NICOSIA – A proposed pipeline to deliver natural gas from deposits in the east Mediterranean to European markets is too expensive, not economically viable and will take too long to help countries seeking alternatives to Russian gas any time soon, a senior U.S. diplomat said Thursday.
U.S. Under Secretary of State Victoria Nuland said after talks with Cypriot President Nicos Anastasiades that countries in the region have understood that dependence on Russian oil and gas is “an extremely bad bet” following its invasion of Ukraine.
But she said the proposed East Med pipeline project wouldn’t be able to immediately deliver the gas Europe now needs to swiftly wean itself of Russian energy because it would run in very deep water and construction would take more than a decade.
“And frankly, we don’t have 10 years, but in 10 years from now, we want to be far, far more green and far more diverse” in energy sources, Nuland said. “So what we’re looking for within the hydrocarbon context are options that can get us more gas, more oil for this short transition period.”
The idea for the 1,900-kilometer (1,300-mile), $6 billion pipeline to send natural gas — which is used to heat homes, generate electricity and keep industry churning — from recently discovered deposits off Israel and Cyprus was spawned several years ago between European Union members Greece and Cyprus, whose leaders signed a deal in 2020 to proceed with its planning.
Nuland’s remarks appear to effectively shelve the project. Nuland said the U.S. and regional partners including Israel, Greece, Cyprus and Turkey are looking for alternative ways to get gas to markets.
One project that has U.S. backing is an electric cable linking Israel and Cyprus to the European continent.
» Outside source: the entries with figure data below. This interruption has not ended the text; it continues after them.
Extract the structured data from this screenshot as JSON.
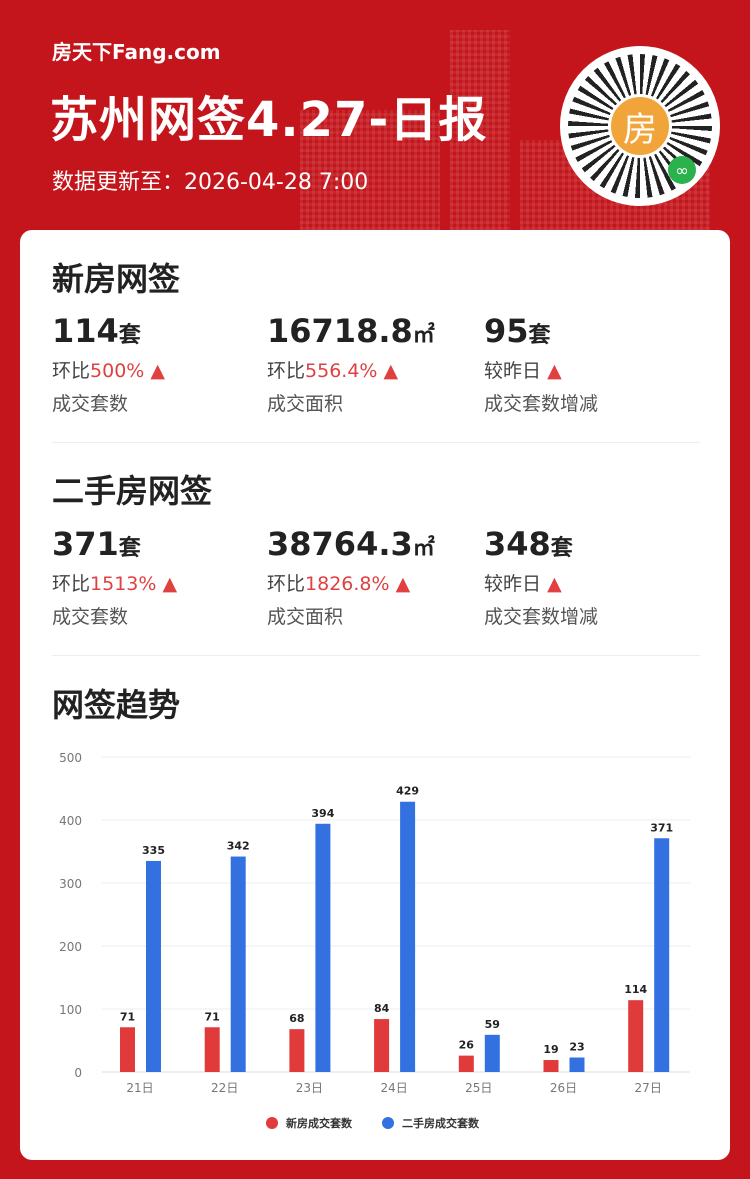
{
  "header": {
    "logo": "房天下Fang.com",
    "title": "苏州网签4.27-日报",
    "update_time": "数据更新至：2026-04-28 7:00",
    "qr_center": "房"
  },
  "new_house": {
    "title": "新房网签",
    "stats": [
      {
        "value": "114",
        "unit": "套",
        "change_label": "环比",
        "change": "500%",
        "arrow": "▲",
        "label": "成交套数"
      },
      {
        "value": "16718.8",
        "unit": "㎡",
        "change_label": "环比",
        "change": "556.4%",
        "arrow": "▲",
        "label": "成交面积"
      },
      {
        "value": "95",
        "unit": "套",
        "change_label": "较昨日",
        "change": "",
        "arrow": "▲",
        "label": "成交套数增减"
      }
    ]
  },
  "second_house": {
    "title": "二手房网签",
    "stats": [
      {
        "value": "371",
        "unit": "套",
        "change_label": "环比",
        "change": "1513%",
        "arrow": "▲",
        "label": "成交套数"
      },
      {
        "value": "38764.3",
        "unit": "㎡",
        "change_label": "环比",
        "change": "1826.8%",
        "arrow": "▲",
        "label": "成交面积"
      },
      {
        "value": "348",
        "unit": "套",
        "change_label": "较昨日",
        "change": "",
        "arrow": "▲",
        "label": "成交套数增减"
      }
    ]
  },
  "trend": {
    "title": "网签趋势"
  },
  "colors": {
    "background": "#c3151b",
    "up": "#e04040",
    "new": "#e03a3a",
    "second": "#3370e0"
  },
  "chart_data": {
    "type": "bar",
    "categories": [
      "21日",
      "22日",
      "23日",
      "24日",
      "25日",
      "26日",
      "27日"
    ],
    "series": [
      {
        "name": "新房成交套数",
        "values": [
          71,
          71,
          68,
          84,
          26,
          19,
          114
        ]
      },
      {
        "name": "二手房成交套数",
        "values": [
          335,
          342,
          394,
          429,
          59,
          23,
          371
        ]
      }
    ],
    "ylim": [
      0,
      500
    ],
    "yticks": [
      0,
      100,
      200,
      300,
      400,
      500
    ],
    "grid": true,
    "legend": "bottom"
  }
}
Cyprus Energy Minister Natasa Pilides told The Associated Press last October that transferring gas by pipeline to Egyptian processing plants where it would be liquefied for export aboard ships is the “most likely option” to quickly get gas to mainland Europe.
The head of ExxonMobil’s Cyprus arm, Varnavas Theodossiou, told the AP in February that natural gas will remain an important energy source through 2050 and quantities found off Cyprus could reach markets through a pipeline or by liquefying it for transport by ship.
ExxonMobil and partner Qatar Petroleum are licensed to carry out exploratory drilling in two of 13 areas — known as blocks — inside Cyprus' exclusive economic zone off the island nation’s southern coastline. ExxonMobil has discovered one deposit estimated to contain 5-8 trillion cubic feet of gas.
A consortium made up of France's TotalEnergies and Italy’s Eni have been granted exploration licenses for seven blocks and have made one significant discovery.
Chevron and partner Shell are licensed for one block, where a confirmed well is estimated to hold 4.1 trillion cubic feet of gas.